Como é da vida encontrei toda Porto Alegre na apresentação menos as amigas com as quais havia marcado. O Bernardinho, agora com nove, meu amigo desde os quatro, é uma linda amostra da população porto-alegrense, resolvi acompanhá-lo: - Be, vou ficar aqui te olhando andar de bicicleta. Não me recordo com qual conhecido saí a tira-colo pelo parque em poucos minutos, mas me lembrem de jamais ter filhos.

Eu estava procurando uma moça delicada, linda, de nome Flávia - que significa "dourada"- neta da vó Maria do pão caseiro e encontrei um cara nervoso, de cara nervosa, de nome Miguel - tem "Deus" no meio mas não faz jus - marido de minha (pasmem) madrinha (pasmem) de crisma.

Miguel é um tipo de referência desde a infância, quase um elo perdido que a gente encontra de vez em quando, o sujeito que parece existir para que uma criança demasiado tímida e sensível o veja e pense: -" Esse cara me assusta, mas parece criança também". Devo estar sob efeito do Pequeno Príncipe, vi o filme pela primeira vez há um par de dias, soubesse o quão profundo era, teria lido o príncipe do Exupery e não o do Macchiavello.

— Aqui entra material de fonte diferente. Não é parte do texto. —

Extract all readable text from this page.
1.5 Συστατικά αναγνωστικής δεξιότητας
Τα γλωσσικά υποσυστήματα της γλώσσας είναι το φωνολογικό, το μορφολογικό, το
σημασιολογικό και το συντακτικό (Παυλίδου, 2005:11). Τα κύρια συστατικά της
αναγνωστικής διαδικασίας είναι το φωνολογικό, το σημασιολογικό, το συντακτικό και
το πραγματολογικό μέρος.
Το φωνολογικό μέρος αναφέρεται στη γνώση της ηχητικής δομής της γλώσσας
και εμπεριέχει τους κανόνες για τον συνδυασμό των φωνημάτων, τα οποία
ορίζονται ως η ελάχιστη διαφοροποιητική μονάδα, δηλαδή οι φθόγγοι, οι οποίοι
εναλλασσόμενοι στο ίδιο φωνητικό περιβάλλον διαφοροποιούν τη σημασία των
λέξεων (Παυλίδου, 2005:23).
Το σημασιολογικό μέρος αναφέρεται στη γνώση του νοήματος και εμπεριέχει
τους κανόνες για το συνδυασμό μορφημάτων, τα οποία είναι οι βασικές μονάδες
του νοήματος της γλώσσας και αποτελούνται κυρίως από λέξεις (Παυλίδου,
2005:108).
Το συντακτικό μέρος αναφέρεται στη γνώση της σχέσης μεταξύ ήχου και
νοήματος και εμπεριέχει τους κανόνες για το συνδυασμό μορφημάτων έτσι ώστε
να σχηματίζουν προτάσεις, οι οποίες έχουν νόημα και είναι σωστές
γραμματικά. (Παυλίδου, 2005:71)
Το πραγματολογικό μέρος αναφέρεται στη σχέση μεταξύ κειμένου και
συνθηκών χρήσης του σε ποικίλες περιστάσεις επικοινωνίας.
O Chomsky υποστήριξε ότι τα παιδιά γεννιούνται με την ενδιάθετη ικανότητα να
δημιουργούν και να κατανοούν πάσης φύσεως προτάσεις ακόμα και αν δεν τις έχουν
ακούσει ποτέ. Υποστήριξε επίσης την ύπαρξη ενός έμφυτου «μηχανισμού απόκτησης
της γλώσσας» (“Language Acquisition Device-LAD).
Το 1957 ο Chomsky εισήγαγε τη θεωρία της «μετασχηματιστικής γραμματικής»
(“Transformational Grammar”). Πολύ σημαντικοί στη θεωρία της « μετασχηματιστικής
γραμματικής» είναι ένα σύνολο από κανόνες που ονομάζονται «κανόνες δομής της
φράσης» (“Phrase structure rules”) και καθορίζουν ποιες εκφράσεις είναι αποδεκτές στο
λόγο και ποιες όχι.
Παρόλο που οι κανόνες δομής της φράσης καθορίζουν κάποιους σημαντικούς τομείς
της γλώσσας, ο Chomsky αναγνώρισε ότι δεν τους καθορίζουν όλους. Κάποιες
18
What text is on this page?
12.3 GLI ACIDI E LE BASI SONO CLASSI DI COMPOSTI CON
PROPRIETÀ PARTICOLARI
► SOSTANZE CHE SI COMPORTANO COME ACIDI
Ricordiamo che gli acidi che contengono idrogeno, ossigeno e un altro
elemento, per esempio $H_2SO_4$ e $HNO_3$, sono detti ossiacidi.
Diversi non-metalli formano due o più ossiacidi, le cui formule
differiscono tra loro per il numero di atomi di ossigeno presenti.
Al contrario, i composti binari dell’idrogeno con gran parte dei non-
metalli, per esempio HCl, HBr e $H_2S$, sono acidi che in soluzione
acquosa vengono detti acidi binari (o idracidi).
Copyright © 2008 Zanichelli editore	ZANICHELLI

Mas Miguel nunca pareceu ser um adulto sufocando sua criança interior reprimida por negligência que se reencontra durante um acidente de avião e pode "perdoar" o mundo adulto, indiferente, estéril. Ele sempre foi o próprio avião em queda livre, o elefante indigesto à jiboia, um eterno pequeno príncipe. Quando o vi estava perdido também, e quando nos encontramos, num diálogo mudo, concordamos que só perdidos realmente nos encontrávamos.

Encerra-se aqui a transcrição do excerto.